I’ve argued in the past that the future of personal computing is more heterogeneous, and this coming spread—with the move to more mobile-computing-device form factors—explains how we get there. It also explains why Microsoft has so radically changed Windows with Windows 8: It is adapting a desktop-oriented, traditional PC operating system explicitly for the tablet portion of this market. And with Windows Phone 8, which is based on Windows 8, it is doing so for the smartphone portion as well.
This, too, explains why Microsoft now refers to itself as a “devices and services” company. It makes the platforms that run on each device type—Windows 8 (PCs and other computing devices), Windows RT (tablets and other computing devices), and Windows Phone 8 (smartphones). And it makes the services that provide these platforms with their true differentiators—Office 365, Office 2013, Microsoft account, SkyDrive, Xbox LIVE video games and entertainment, and so on—services that, go figure, work best on Microsoft-oriented devices.

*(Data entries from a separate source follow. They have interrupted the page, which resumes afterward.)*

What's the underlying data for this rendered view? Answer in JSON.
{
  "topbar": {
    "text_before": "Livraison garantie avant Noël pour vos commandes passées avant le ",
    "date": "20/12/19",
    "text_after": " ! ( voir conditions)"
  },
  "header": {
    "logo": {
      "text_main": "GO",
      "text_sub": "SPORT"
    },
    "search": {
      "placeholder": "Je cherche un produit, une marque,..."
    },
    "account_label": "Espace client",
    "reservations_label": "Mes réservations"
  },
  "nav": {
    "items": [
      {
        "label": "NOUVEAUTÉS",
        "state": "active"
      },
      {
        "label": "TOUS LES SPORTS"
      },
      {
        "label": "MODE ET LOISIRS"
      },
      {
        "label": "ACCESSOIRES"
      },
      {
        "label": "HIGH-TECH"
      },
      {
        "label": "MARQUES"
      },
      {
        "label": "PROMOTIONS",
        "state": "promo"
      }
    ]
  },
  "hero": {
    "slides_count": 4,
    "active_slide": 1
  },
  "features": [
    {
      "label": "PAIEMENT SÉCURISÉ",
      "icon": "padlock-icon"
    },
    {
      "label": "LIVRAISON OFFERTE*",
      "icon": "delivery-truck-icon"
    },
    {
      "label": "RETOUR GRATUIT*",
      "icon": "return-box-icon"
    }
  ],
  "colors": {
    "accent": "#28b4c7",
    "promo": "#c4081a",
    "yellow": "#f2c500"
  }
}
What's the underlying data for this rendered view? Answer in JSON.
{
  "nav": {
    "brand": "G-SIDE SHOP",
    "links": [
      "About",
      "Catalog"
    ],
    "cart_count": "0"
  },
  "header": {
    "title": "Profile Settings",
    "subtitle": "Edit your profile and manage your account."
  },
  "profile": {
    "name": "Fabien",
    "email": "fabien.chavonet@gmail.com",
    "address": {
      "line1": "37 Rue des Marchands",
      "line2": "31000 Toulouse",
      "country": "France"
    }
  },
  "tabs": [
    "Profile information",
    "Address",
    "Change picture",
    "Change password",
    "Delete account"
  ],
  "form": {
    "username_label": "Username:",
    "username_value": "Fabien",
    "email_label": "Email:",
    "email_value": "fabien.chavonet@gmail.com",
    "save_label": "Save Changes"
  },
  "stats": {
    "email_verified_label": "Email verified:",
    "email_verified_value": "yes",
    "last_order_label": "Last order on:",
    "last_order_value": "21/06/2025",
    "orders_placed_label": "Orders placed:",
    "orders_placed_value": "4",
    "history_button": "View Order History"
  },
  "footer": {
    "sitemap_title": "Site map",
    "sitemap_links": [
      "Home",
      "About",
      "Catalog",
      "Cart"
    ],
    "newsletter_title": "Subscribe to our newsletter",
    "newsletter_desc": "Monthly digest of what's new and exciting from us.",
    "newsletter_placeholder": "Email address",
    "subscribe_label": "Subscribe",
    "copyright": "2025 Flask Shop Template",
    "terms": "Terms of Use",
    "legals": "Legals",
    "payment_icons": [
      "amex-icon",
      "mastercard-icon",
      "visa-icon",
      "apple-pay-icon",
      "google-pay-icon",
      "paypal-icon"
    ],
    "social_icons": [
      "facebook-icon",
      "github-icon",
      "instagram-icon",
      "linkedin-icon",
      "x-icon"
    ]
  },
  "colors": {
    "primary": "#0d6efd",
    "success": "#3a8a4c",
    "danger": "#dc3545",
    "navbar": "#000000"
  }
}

The thing is, even though Microsoft is “losing” market share going forward thanks to this shift, it will in fact still grow and command a bigger overall market than it does now. As I explained yesterday in "Embracing a More Heterogeneous Future," the market for Microsoft-oriented devices in 2016 is expected to be roughly 600 million units. That’s much higher than the ~360 million PCs that it will sell this year, and though the margins on software for smartphone and mobile devices are no doubt smaller than those for PCs, Microsoft will continue to dominate that latter market. So this should represent a period of great growth for the one-time software giant.

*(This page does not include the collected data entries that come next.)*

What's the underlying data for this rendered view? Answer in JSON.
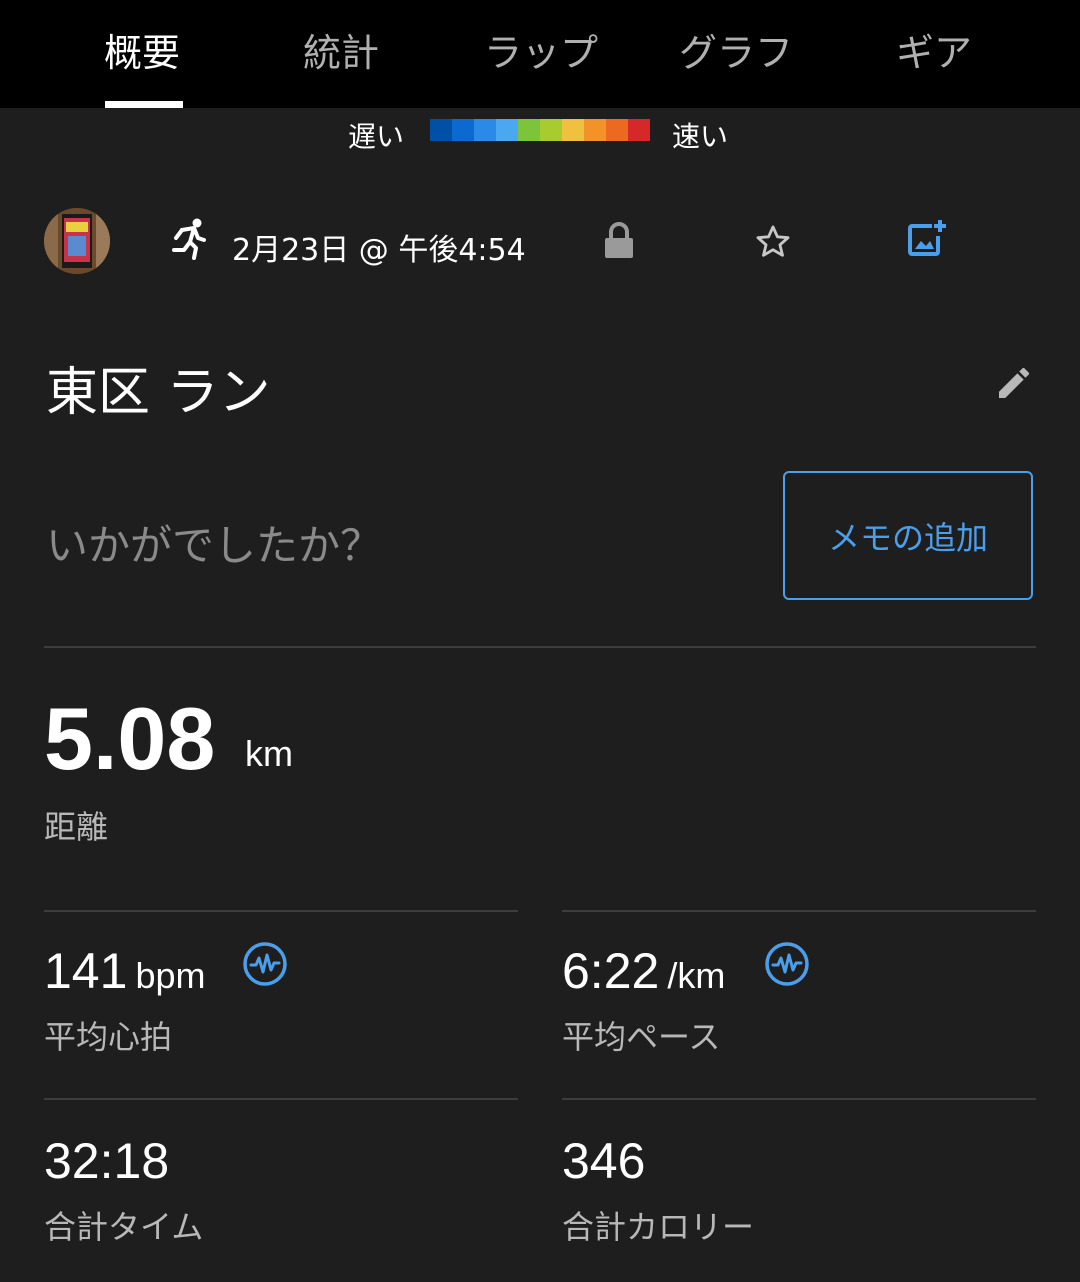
{
  "tabs": [
    {
      "label": "概要",
      "active": true
    },
    {
      "label": "統計",
      "active": false
    },
    {
      "label": "ラップ",
      "active": false
    },
    {
      "label": "グラフ",
      "active": false
    },
    {
      "label": "ギア",
      "active": false
    }
  ],
  "pace_legend": {
    "slow_label": "遅い",
    "fast_label": "速い",
    "colors": [
      "#0050a8",
      "#0a6ad0",
      "#2a8ae8",
      "#4aa8f0",
      "#7cc43a",
      "#a8cc30",
      "#f0c040",
      "#f4922a",
      "#ec6a20",
      "#d62828"
    ]
  },
  "activity": {
    "type_icon": "running-icon",
    "date_time": "2月23日 @ 午後4:54",
    "title": "東区 ラン",
    "prompt": "いかがでしたか？",
    "memo_button": "メモの追加"
  },
  "distance": {
    "value": "5.08",
    "unit": "km",
    "label": "距離"
  },
  "stats": {
    "avg_hr": {
      "value": "141",
      "unit": "bpm",
      "label": "平均心拍"
    },
    "avg_pace": {
      "value": "6:22",
      "unit": "/km",
      "label": "平均ペース"
    },
    "total_time": {
      "value": "32:18",
      "label": "合計タイム"
    },
    "total_calories": {
      "value": "346",
      "label": "合計カロリー"
    }
  },
  "colors": {
    "accent": "#4a9eea",
    "background": "#1e1e1e",
    "tabbar": "#000000"
  }
}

As a side-note, I’ll also point out an interesting trend that appears in this more heterogeneous personal computing world of the near future: Each of the three major players—Apple, Google, and Microsoft—will control, to some degree, one facet of this market by 2016. By that time, Forrester says, Apple will control 41 percent of the tablet market, with Google, Amazon (sort of Google) and Microsoft splitting the rest; Microsoft is expected to own about 27 percent of the tablet market.
In the smartphone market, Android will rule, with about 60 percent market share, followed by Apple (25 percent) and Microsoft (14 percent). And in the PC space, Microsoft will continue to dominate, with about 90 percent market share; Apple will sop up much of the remaining 10 percent, while Google is basically missing from the PC market.
This kind of market diversity is healthy, and good for consumers, and it creates a great battlefield for these firms to duke it out in various ways. For Microsoft, the future is an open opportunity, and by moving quickly to adapt Windows for both devices (Windows 8, Windows RT) and smartphones (Windows Phone 8), it's not just proving to be surprisingly spry for a company of its PC-based heritage but also quite forward-leaning. Microsoft will continue to be a major player in the personal computing market going forward, and will in fact continue growing as a result.
And it’s all going to happen thanks to Windows 8.